Original painting is a treasure on campus

Funeral Procession by Ellis Wilson is owned by the Amistad Research Center at Tulane University.

If Funeral Procession (shown here) by Ellis Wilson (1899–1977) looks familiar, it"s likely because of the exposure the painting received on TV"s “The Cosby Show.” A replica of the painting hung above the mantle of the fictional Huxtable home for several seasons.

The original oil on Masonite painting, which measures 30 1/2 by 29 1/4 inches, is owned by the Amistad Research Center located on the Tulane University uptown campus.

Funeral Procession is first introduced into “The Cosby Show” in a 1985 episode, when Wilson is written into the story line as Claire Huxtable"s deceased great uncle. Huxtable bids on the painting at auction after it had been lost to her family years earlier and purchases it for $11,000.

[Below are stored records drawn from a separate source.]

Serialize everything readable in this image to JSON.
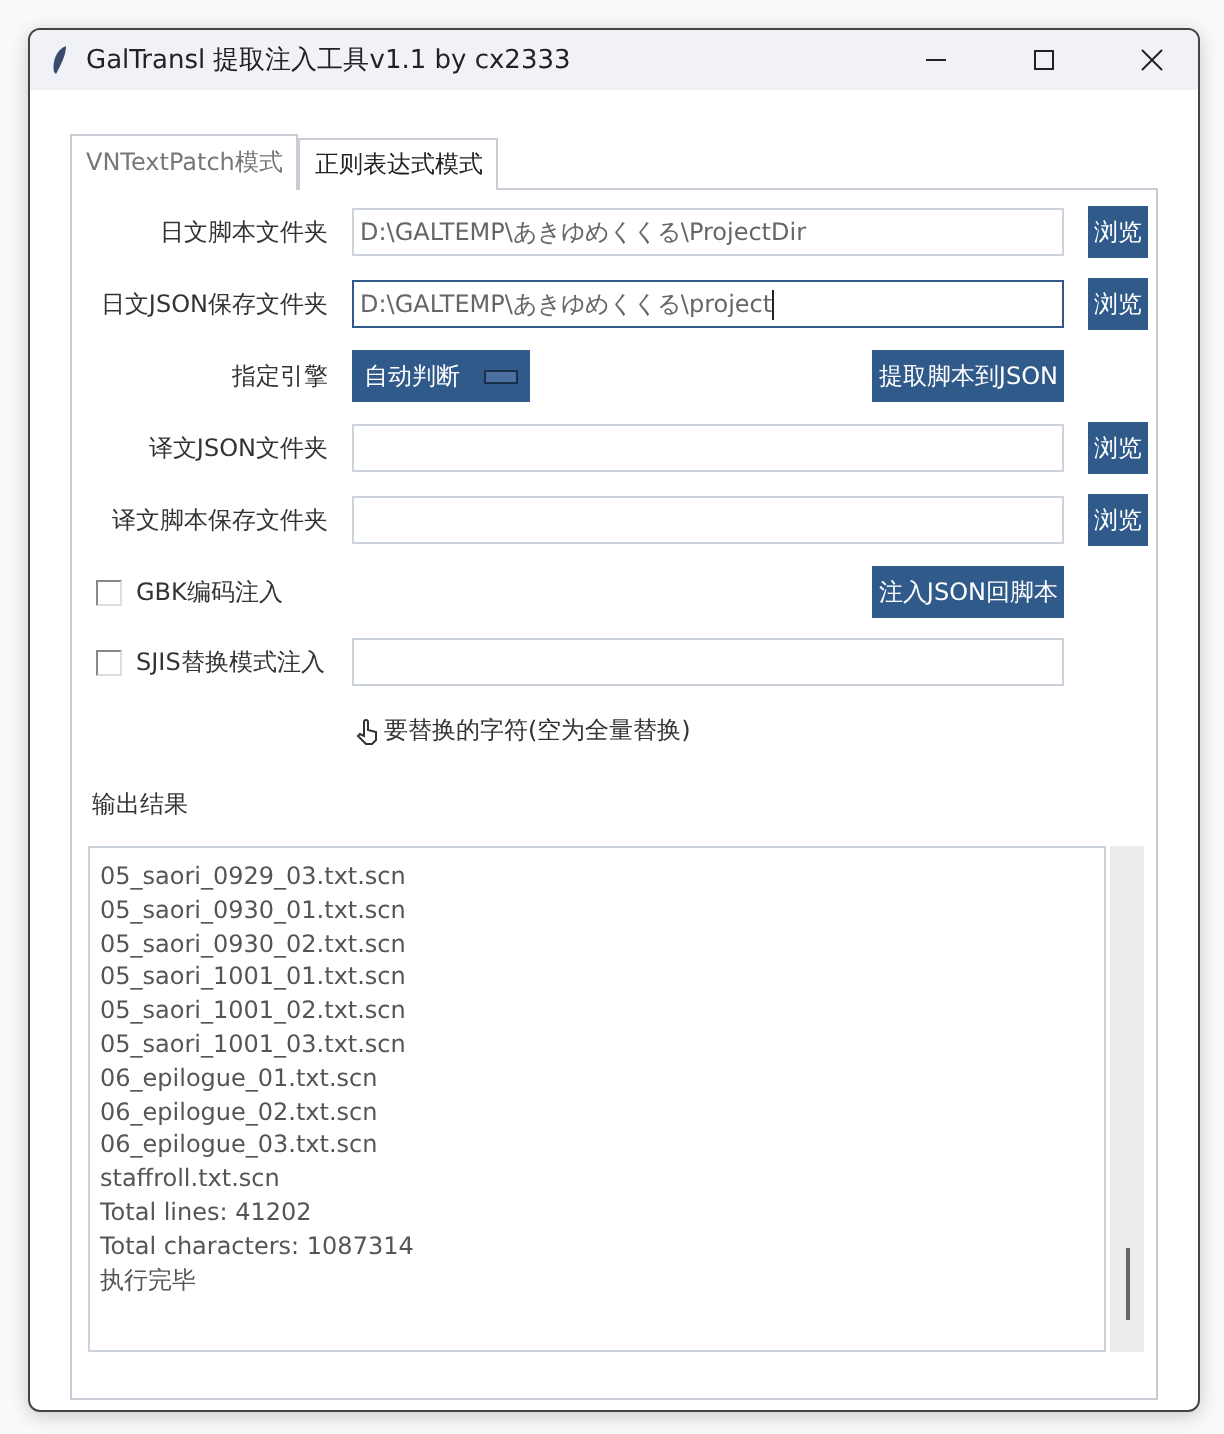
{
  "window": {
    "title": "GalTransl 提取注入工具v1.1 by cx2333"
  },
  "tabs": [
    {
      "label": "VNTextPatch模式",
      "selected": true
    },
    {
      "label": "正则表达式模式",
      "selected": false
    }
  ],
  "rows": [
    {
      "kind": "path",
      "label": "日文脚本文件夹",
      "value": "D:\\GALTEMP\\あきゆめくくる\\ProjectDir",
      "focused": false,
      "button": "浏览"
    },
    {
      "kind": "path",
      "label": "日文JSON保存文件夹",
      "value": "D:\\GALTEMP\\あきゆめくくる\\project",
      "focused": true,
      "button": "浏览"
    },
    {
      "kind": "engine",
      "label": "指定引擎",
      "value": "自动判断",
      "action": "提取脚本到JSON"
    },
    {
      "kind": "path",
      "label": "译文JSON文件夹",
      "focused": false,
      "button": "浏览"
    },
    {
      "kind": "path",
      "label": "译文脚本保存文件夹",
      "focused": false,
      "button": "浏览"
    },
    {
      "kind": "checkbox",
      "label": "GBK编码注入",
      "checked": false,
      "action": "注入JSON回脚本"
    },
    {
      "kind": "checkbox_field",
      "label": "SJIS替换模式注入",
      "checked": false
    }
  ],
  "hint": "要替换的字符(空为全量替换)",
  "output": {
    "label": "输出结果",
    "lines": [
      "05_saori_0929_03.txt.scn",
      "05_saori_0930_01.txt.scn",
      "05_saori_0930_02.txt.scn",
      "05_saori_1001_01.txt.scn",
      "05_saori_1001_02.txt.scn",
      "05_saori_1001_03.txt.scn",
      "06_epilogue_01.txt.scn",
      "06_epilogue_02.txt.scn",
      "06_epilogue_03.txt.scn",
      "staffroll.txt.scn",
      "Total lines: 41202",
      "Total characters: 1087314",
      "执行完毕"
    ]
  }
}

In reality, Wilson"s art typically sold for much less and was not widely recognized. But he still made a name for himself in the art community by exhibiting his work throughout the time of the Harlem Renaissance and beyond. Wilson left his home state of Kentucky to study at the Art Institute of Chicago from which he graduated in 1923. He later moved to New York where he exhibited with the Harmon Foundation, an organization that promoted the works of African American artists.

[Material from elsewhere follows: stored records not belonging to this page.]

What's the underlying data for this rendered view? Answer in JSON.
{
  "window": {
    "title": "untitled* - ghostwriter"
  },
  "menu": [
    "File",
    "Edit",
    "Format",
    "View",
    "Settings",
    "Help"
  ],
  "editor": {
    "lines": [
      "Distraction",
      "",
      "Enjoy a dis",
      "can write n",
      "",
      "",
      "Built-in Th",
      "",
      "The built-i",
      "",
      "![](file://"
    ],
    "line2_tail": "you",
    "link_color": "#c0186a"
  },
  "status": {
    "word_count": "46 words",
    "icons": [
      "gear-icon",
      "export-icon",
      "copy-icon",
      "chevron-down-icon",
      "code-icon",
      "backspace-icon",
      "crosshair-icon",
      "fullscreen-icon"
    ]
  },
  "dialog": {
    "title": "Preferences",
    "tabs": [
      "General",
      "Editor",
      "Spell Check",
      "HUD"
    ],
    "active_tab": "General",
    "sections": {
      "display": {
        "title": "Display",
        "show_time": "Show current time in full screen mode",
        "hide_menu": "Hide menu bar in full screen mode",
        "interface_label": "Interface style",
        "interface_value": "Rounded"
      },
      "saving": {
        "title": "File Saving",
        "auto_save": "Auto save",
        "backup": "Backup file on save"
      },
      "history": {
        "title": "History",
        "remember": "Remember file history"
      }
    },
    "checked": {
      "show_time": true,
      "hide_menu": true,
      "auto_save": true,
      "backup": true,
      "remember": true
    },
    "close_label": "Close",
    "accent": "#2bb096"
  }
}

In 1944, Wilson was awarded a Guggenheim fellowship, which he used to travel in the South. He created paintings depicting the lives of African Americans at work, illustrating activities such as making turpentine, selling goods in open-air markets and harvesting tobacco.

Wilson visited Haiti in the early 1950s, absorbing the country"s culture by watching people, eating local foods and listening to the music.

Upon his return from Haiti, he said, “It came to me that at a distance, you see these people coming and going and you don"t see their features. They"re black. They"re a mass of darkness. So I started painting the faces flat.”